Punctures caused by the numerous, large thorns is a big problem in Africa. Why not use puncture-proof tires? There are several brands on the market, e.g. http://www.greentyre.com/
Bike programmes like this can be incredibly empowering, but they have to work with local NGOs or they are bound to fail. I get tired of hearing about first-world attempts to donate things to people who have less, without doing the groundwork first. Even governments in developing countries don't understand the challenges: Botswana's neighbour, South Africa, is still trying to give away a million bikes, despite past failures.
But there have been successes, like the Qhubeka bicycle project in South Africa, which is run by a partnership between an NGO and a company that requires its employees to do community service. Although it is not explained in this brief article, Qhubeka has developed a programme that involves support systems for communities to learn to ride, repair, and value the bikes. There are issues that outsiders might not consider; for example, in patriarchal societies, empowering women by providing them with a means of transportation (bicycles) can cause tensions in rural communities. That doesn't mean they shouldn't be empowered, it means the repercussions need to be addressed.

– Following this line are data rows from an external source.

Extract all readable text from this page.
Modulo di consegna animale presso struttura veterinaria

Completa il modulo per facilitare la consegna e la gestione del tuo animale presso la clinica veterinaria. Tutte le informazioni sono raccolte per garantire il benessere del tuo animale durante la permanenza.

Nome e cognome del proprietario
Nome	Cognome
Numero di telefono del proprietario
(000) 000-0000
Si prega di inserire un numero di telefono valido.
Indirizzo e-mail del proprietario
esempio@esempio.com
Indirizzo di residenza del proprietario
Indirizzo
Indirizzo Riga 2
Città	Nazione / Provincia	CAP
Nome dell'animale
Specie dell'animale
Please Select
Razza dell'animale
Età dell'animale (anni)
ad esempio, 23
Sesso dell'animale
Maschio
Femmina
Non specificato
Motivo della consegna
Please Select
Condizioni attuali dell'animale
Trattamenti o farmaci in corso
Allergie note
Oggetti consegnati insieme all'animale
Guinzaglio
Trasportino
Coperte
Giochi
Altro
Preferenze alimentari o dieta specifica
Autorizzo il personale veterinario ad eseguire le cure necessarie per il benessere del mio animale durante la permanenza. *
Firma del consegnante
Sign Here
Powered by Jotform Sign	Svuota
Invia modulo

I have worked in Botswana, and I live in South Africa. I know that there is a lot that can be done, but let's not repeat the mistakes of the past.
Expert bike mechanic Sheldon Brown puts it better than I can:
"Airless tires have been obsolete for over a century, but crackpot "inventors" keep trying to bring them back. They are heavy and slow. They give a harsh ride and poor high-speed cornering on rough surfaces. They are also likely to cause wheel damage, due to their poor cushioning ability. A pneumatic tire uses all of the air in the whole tube as a shock absorber, while foam-type "airless" tires/tubes only use the air in the immediate area of impact."

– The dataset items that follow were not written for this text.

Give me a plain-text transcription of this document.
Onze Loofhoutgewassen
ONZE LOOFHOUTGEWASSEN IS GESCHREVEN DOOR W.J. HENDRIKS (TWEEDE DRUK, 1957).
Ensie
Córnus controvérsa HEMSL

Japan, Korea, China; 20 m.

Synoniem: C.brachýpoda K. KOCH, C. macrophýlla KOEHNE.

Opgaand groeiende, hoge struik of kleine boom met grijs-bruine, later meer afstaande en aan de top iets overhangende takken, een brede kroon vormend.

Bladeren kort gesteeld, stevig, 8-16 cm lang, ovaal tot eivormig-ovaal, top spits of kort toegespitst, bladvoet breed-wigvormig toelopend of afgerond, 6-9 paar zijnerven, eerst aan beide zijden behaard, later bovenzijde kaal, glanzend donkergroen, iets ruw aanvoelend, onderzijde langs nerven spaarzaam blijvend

I'll note that wheel damage is much more difficult and expensive to repair than a flat. In Africa it's particuarly important to minimize the need for spare parts and it's much easier to simply replace a tube than a wheel or spoke.
Regarding the tires, the AfricaBikes given away were equipped were "puncture proof" tires (partially made of Kevlar). They seemed to have lasted a while before finally giving in to the many large "Jesus thorns" that are all about. More spares and patch kits will be left behind for the 2007 Namibia project.
Also, new for the 2007 visit to Namibia, the BikeTown Africa project has enlisted the help of a couple of Africa-based, bicycle-related NGO's to oversee maintenance after the bicycles are distributed.